High Performance Computing - Charles Severance [42]
main () {
int l;
for (l=0;l<1000;l++) {
if (l == 2*(l/2)) foo ();
bar();
baz();
}
}
foo (){
int j;
for (j=0;j<200;j++)
}
bar () {
int i;
for (i=0;i<200;i++);
}
baz () {
int k;
for (k=0;k<300;k++);
}
Again, you need to compile and link loops with the –p flag, run the program, and then run the prof utility to extract a profile, as follows:
% cc loops.c -p -o loops
% ./loops
% prof loops > loops.prof
The following example shows what a loops.prof should look like. There are six columns.

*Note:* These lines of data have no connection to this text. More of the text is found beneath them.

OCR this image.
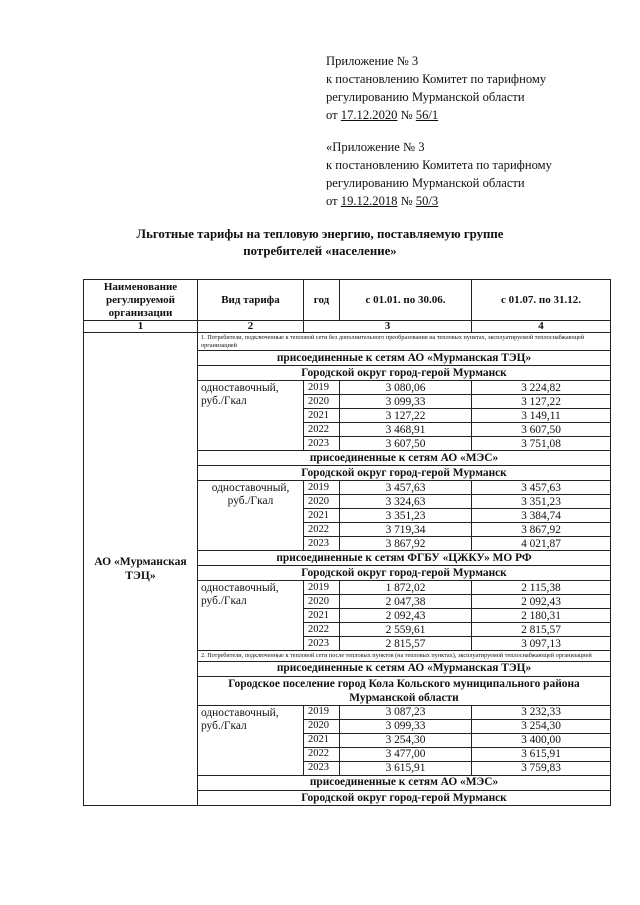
Приложение № 3
к постановлению Комитет по тарифному
регулированию Мурманской области
от 17.12.2020 № 56/1
«Приложение № 3
к постановлению Комитета по тарифному
регулированию Мурманской области
от 19.12.2018 № 50/3
Льготные тарифы на тепловую энергию, поставляемую группе
потребителей «население»
Наименование регулируемой организации	Вид тарифа	год	с 01.01. по 30.06.	с 01.07. по 31.12.
1	2	3		4
АО «Мурманская ТЭЦ»	1. Потребители, подключенные к тепловой сети без дополнительного преобразования на тепловых пунктах, эксплуатируемой теплоснабжающей организацией			
	присоединенные к сетям АО «Мурманская ТЭЦ»			
	Городской округ город-герой Мурманск			
	одноставочный, руб./Гкал	2019	3 080,06	3 224,82
		2020	3 099,33	3 127,22
		2021	3 127,22	3 149,11
		2022	3 468,91	3 607,50
		2023	3 607,50	3 751,08
	присоединенные к сетям АО «МЭС»			
	Городской округ город-герой Мурманск			
	одноставочный, руб./Гкал	2019	3 457,63	3 457,63
		2020	3 324,63	3 351,23
		2021	3 351,23	3 384,74
		2022	3 719,34	3 867,92
		2023	3 867,92	4 021,87
	присоединенные к сетям ФГБУ «ЦЖКУ» МО РФ			
	Городской округ город-герой Мурманск			
	одноставочный, руб./Гкал	2019	1 872,02	2 115,38
		2020	2 047,38	2 092,43
		2021	2 092,43	2 180,31
		2022	2 559,61	2 815,57
		2023	2 815,57	3 097,13
	2. Потребители, подключенные к тепловой сети после тепловых пунктов (на тепловых пунктах), эксплуатируемой теплоснабжающей организацией			
	присоединенные к сетям АО «Мурманская ТЭЦ»			
	Городское поселение город Кола Кольского муниципального района Мурманской области			
	одноставочный, руб./Гкал	2019	3 087,23	3 232,33
		2020	3 099,33	3 254,30
		2021	3 254,30	3 400,00
		2022	3 477,00	3 615,91
		2023	3 615,91	3 759,83
	присоединенные к сетям АО «МЭС»			
	Городской округ город-герой Мурманск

%Time Seconds Cumsecs #Calls msec/call Name
56.8 0.50 0.50 1000 0.500 _baz
27.3 0.24 0.74 1000 0.240 _bar
15.9 0.14 0.88 500 0.28 _foo
0.0 0.00 0.88 1 0. _creat
0.0 0.00 0.88 2 0. _profil
0.0 0.00 0.88 1 0. _main
0.0 0.00 0.88 3 0. _getenv
0.0 0.00 0.88 1 0. _strcpy
0.0 0.00 0.88 1 0. _write
The columns can be described as follows:
%Time Percentage of CPU time consumed by this routine
Seconds CPU time consumed by this routine
Cumsecs A running total of time consumed by this and all preceding routines in the list
Calls The number of times this particular routine was called
msec/call Seconds divided by number of calls giving the average length of time taken by each invocation of the routine
Name The name of this routine
The top three routines listed are from loops.c itself. You can see an entry for the “main” routine more than halfway down the list. Depending on the vendor, the names of the routines may contain leading or trailing underscores, and there will always be some routines listed you don’t recognize. These are contributions from the C library and possibly the FORTRAN libraries, if you are using FORTRAN. Profiling also introduces some overhead into the run, and often shows up as one or two subroutines in the prof output. In this case, the entry for _profil represents code inserted by the linker for collecting runtime profiling data.
If it was our intention to tune loops, we would consider a profile like the one in the figure above to be a fairly good sign. The lead routine takes 50% of the runtime, so at least there is a chance we could do something with it that would have a significant impact on the overall runtime. (Of course with a program as trivial as loops, there is plenty we can do, since loops does nothing.)
gprof
Just as it’s important to know how time is distributed when your program runs, it’s also valuable to be able to tell who called who in the list of routines. Imagine, for instance, if something labeled _exp showed up high in the list in the prof output. You might say: “Hmmm, I don’t remember calling anything named exp(). I wonder where that came from.” A call tree helps you find it.
Subroutines and functions can be thought of as members of a family tree. The top of the tree, or root, is actually a routine that precedes the main routine you coded for the application. It calls your main routine, which in turn calls others, and so on, all the way down to the leaf nodes of the tree. This tree is properly known as a call graph.[27] The relationship between routines and nodes in the graph is one of parents and children. Nodes separated by more than one hop are referred to as ancestors and descendants.
Figure 6-4 graphically depicts the kind of call graph you might see in a small application. main is the parent or ancestor of most of the rest of the routines. G has two parents, E and C. Another routine, A, doesn’t appear to have any ancestors or descendants at all. This problem can happen when routines are not compiled with profiling enabled, or when they aren’t invoked with a subroutine call — such as would be the case if A were an exception handler.
The UNIX profiler that can extract this kind of information is called gprof. It replicates the abilities of prof, plus it gives a call graph profile so you can see who calls whom, and how often. The call graph profile is handy if you are trying to figure out how a piece of code works or where an unknown routine came from, or if you are looking for candidates for subroutine inlining.